Here’s an example of the boring dialogue: Langdon chuckled. “no more false than that of a mathematical cryptographer who believes in the imaginary number ‘i’ because it helps her break codes.” Sophie frowned. “That’s not fair.” A moment passed. “What was your question again?” Langdon asked. “I can’t remember," she smiled. “Works every time.” I just opened the book to see that silly exchange which added nothing at all to the story.

The flip side is that there is less dialogue (a good thing) and more descriptions of the Paris scenery and historic sites, which I admit, were quite nice and well done. Must admit, I can only guess they were fairly accurate because I've never been there.

There were trite comments and clichés from beginning to end which I found tedious and boring. The storyline, it was ok, not as "astonishing" and "ingenious" as described on the back cover of the book. However, I saw the movie The Last Temptation of Christ, so I wasn't blown away with the theory. And why the Catholic Church was upset with its publication, is beyond me. Nothing else to worry about, I guess.
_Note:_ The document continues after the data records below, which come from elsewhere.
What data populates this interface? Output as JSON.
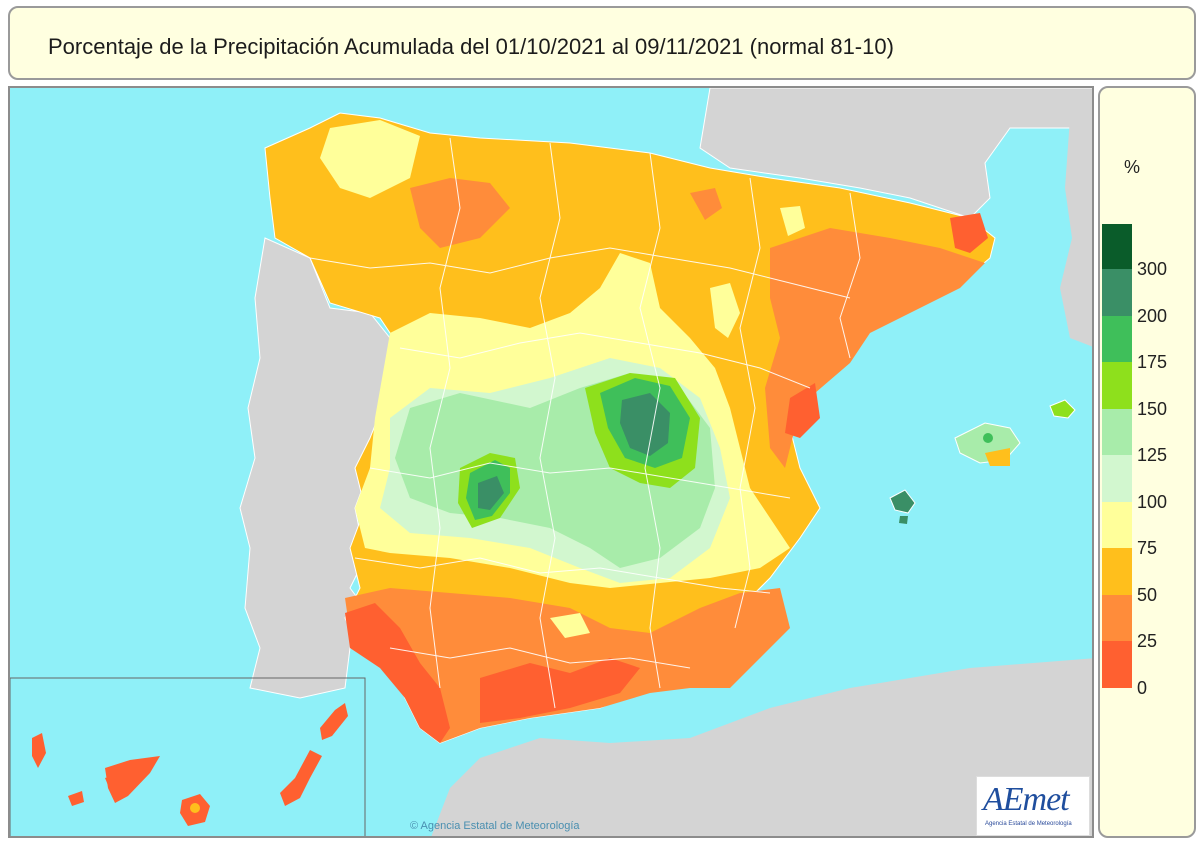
{
  "title": "Porcentaje de la Precipitación Acumulada del 01/10/2021 al 09/11/2021 (normal 81-10)",
  "legend": {
    "unit": "%",
    "labels": [
      "300",
      "200",
      "175",
      "150",
      "125",
      "100",
      "75",
      "50",
      "25",
      "0"
    ],
    "colors": [
      "#0a5c2a",
      "#3a8f66",
      "#3fbf5a",
      "#8ee01c",
      "#a8ecaa",
      "#d2f7cf",
      "#ffff9a",
      "#ffbf1c",
      "#ff8c3a",
      "#ff6030"
    ]
  },
  "logo": {
    "name": "AEmet",
    "subtitle": "Agencia Estatal de Meteorología"
  },
  "copyright": "© Agencia Estatal de Meteorología",
  "colors": {
    "sea": "#8ff0f8",
    "land_outside": "#d4d4d4",
    "panel_background": "#ffffe0"
  }
}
Could I put it down? Easily…in fact, I welcomed putting it down between chase scenes (there were many)…clue scenes (there were many)…'oh, I get it' scenes (there were many)…and everything in between including not so clever italicized sentences which gave the reader 'insight' or explained to the reader what the character was thinking, had decided or was feeling.

While I realize many more people gave the book four and five stars than my paltry two stars, I’m not good on following the pack so I’ll stick with the two stars.

I was at the book store just today and we were talking about the book and the fellow said his son didn’t like it much either but really enjoyed Brown’s Angels and Demons. My response was "no thanks. I’ve had quite enough of Dan Brown and his writing to last a lifetime" which is how long I felt it took me to get through this so-so worldwide bestseller. Bestseller...I should have known better.

My only saving grace is that after finishing the book, took a look at some reviews and there were in fact some one and two stars. Dan Brown should be happy I gave it two stars for effort.